The value proposition is the reason why customers choose one company at the expense of the other. Your product or service should bring real value to the customer’s life. This value is to meet his specific needs or solve problems. The value proposition is a collection of benefits that you offer to your customers when they buy your product or service. The ideal situation is when your offer is innovative and offers benefits that have never been seen before on the market. You can also offer products already on the market, but enriched with a certain feature or attribute. If you want to determine what value proposal your product can offer, ask yourself: what problems or needs does my product / service satisfy?
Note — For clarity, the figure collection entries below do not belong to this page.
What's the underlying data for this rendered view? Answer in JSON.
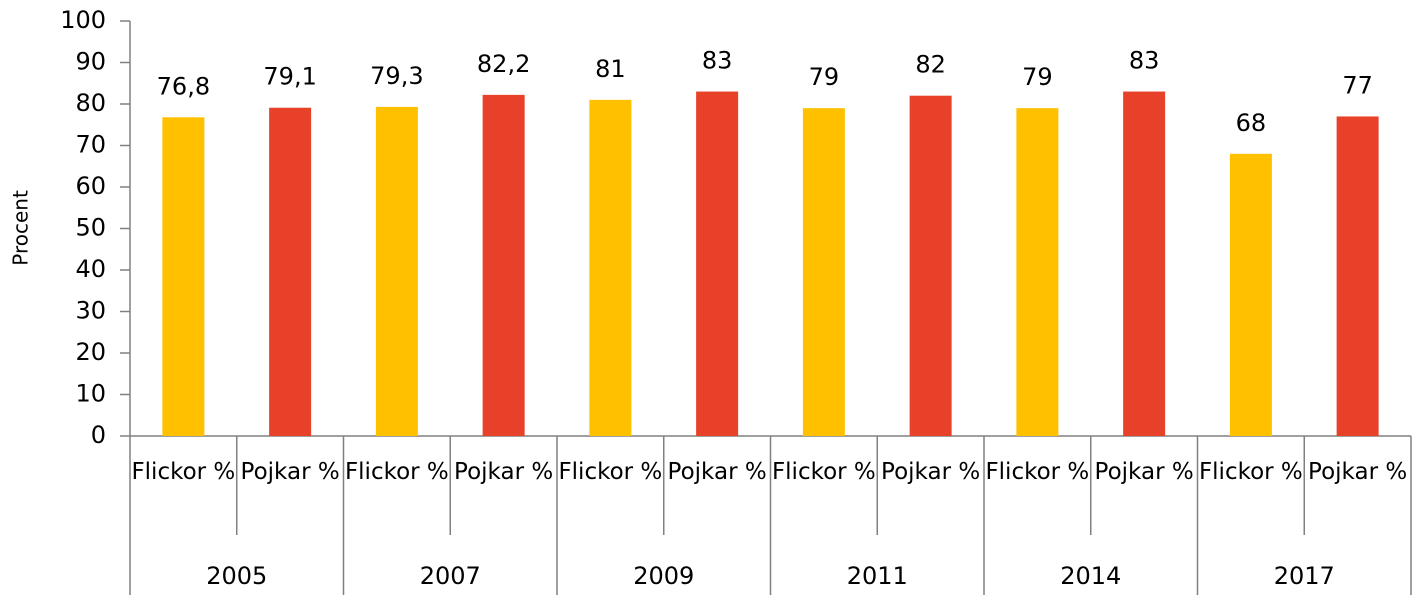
{
  "chart_data": {
    "type": "bar",
    "y_label": "Procent",
    "categories": [
      "Flickor %",
      "Pojkar %",
      "Flickor %",
      "Pojkar %",
      "Flickor %",
      "Pojkar %",
      "Flickor %",
      "Pojkar %",
      "Flickor %",
      "Pojkar %",
      "Flickor %",
      "Pojkar %"
    ],
    "groups": [
      "2005",
      "2007",
      "2009",
      "2011",
      "2014",
      "2017"
    ],
    "values": [
      76.8,
      79.1,
      79.3,
      82.2,
      81,
      83,
      79,
      82,
      79,
      83,
      68,
      77
    ],
    "value_labels": [
      "76,8",
      "79,1",
      "79,3",
      "82,2",
      "81",
      "83",
      "79",
      "82",
      "79",
      "83",
      "68",
      "77"
    ],
    "colors": [
      "#ffc000",
      "#e8412a",
      "#ffc000",
      "#e8412a",
      "#ffc000",
      "#e8412a",
      "#ffc000",
      "#e8412a",
      "#ffc000",
      "#e8412a",
      "#ffc000",
      "#e8412a"
    ],
    "ylim": [
      0,
      100
    ],
    "yticks": [
      0,
      10,
      20,
      30,
      40,
      50,
      60,
      70,
      80,
      90,
      100
    ],
    "grid": false
  }
}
Value propositions , according to the business model Canvas, can be divided into two groups:
1. Quantitative – eg lower price, shorter service time, cost reduction
2. qualitative – eg comprehensive service, design, positive customer experience in the use of a given product, brand in the case of clothing
The channels provide the customer with knowledge about the company’s products and services, help clients evaluate the product / service, buy products or services of the company and provide after-sales support. Channels are an element that describes how the company communicates and reaches customers to provide added value. These are meeting points for companies with customers, which is why they play an important role in creating consumer experience.
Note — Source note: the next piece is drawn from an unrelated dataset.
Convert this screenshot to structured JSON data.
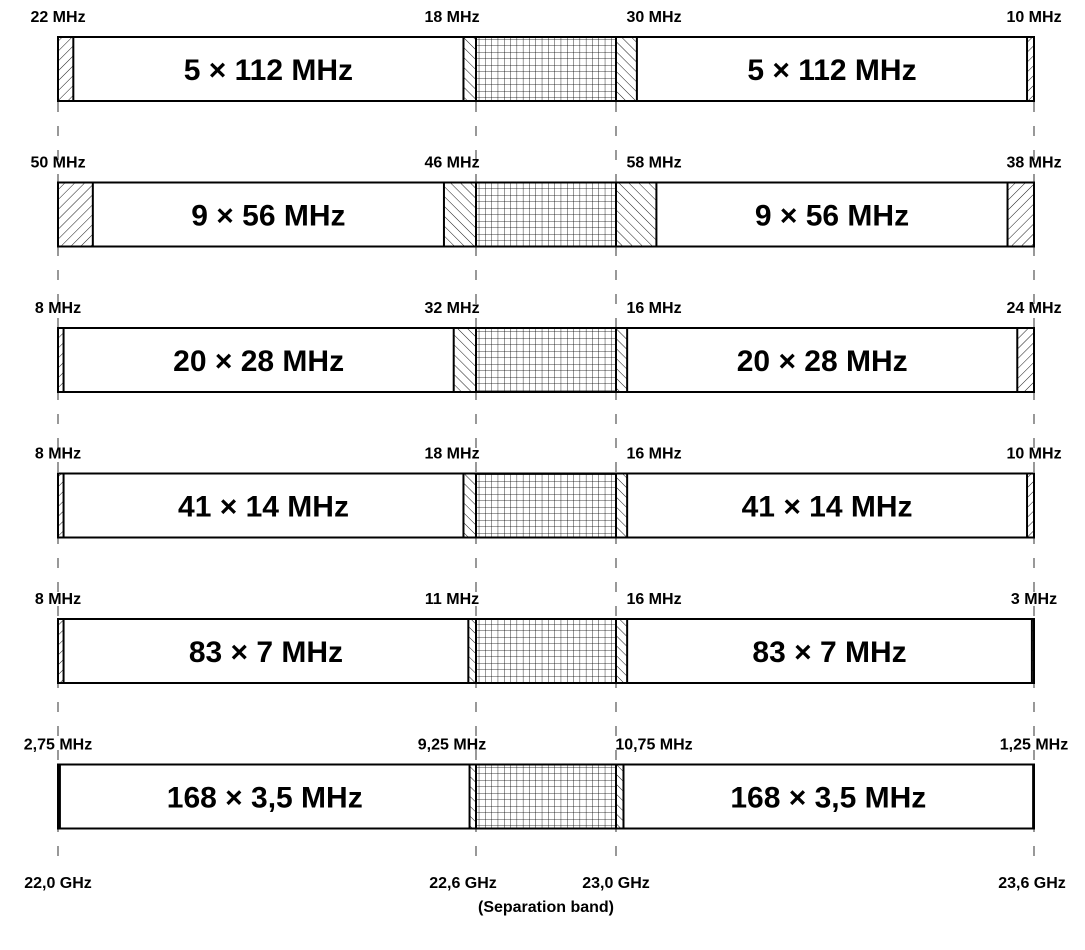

In the Canvas model, the channels can be divided into five phases , but in a specific case only some of them can occur:
1. first phase – providing the customer with information about the company’s products and services so that he / she is aware of their existence
2. phase two – enabling the customer to check the added value that he / she will gain when buying a given product / service
3. third phase – enabling purchase, e.g. via the Internet or stationary in selected stores
4. phase four – product delivery – finding the best way to reach the customer
5. fifth phase – after-sales support – enabling customers to evaluate a given product / service and help in its proper operation
This element describes the type of interaction that the company makes with customers . They can be divided into:
1. personal relationship – common among business customers and contractors, where customer relationships are built up for a long time
2. direct contact – based on direct interaction with the client, eg by designated consultants / guardians for this purpose
3. automated contact – found, for example, in car washes or when renting bikes
4. co – creation – the client co- creates the value with the company, eg by issuing opinions on consumer websites or book reviews in bookstores
The choice of the type of relationship depends to a large extent on the costs to be incurred and how it integrates with the other elements of the business model. For example, it is impossible to sell a product to the mass segment, maintaining a type of personal relationship.
Revenue structure (Revenue Streams)
Osterwalder writes in his book: “If clients can be called the heart of the business model, then the revenue structure is its artery”. This item describes the way in which a company generates revenue from individual customer segments. You have to ask yourself: what value does the client really want to pay for? Mechanisms may be different, based on one-time customer purchase or multiple purchase.
Examples of ways to generate revenue:
1. product sale
2. fee charged for using a service or product
3. subscription fee, that is a fee for access to the service
5. generating financial resources from advertisements
You can combine revenue streams. For example, a car rental company may charge a fee for signing up and for using the car. We can buy a computer game physically in a box and pay extra for the possibility of playing online at other levels.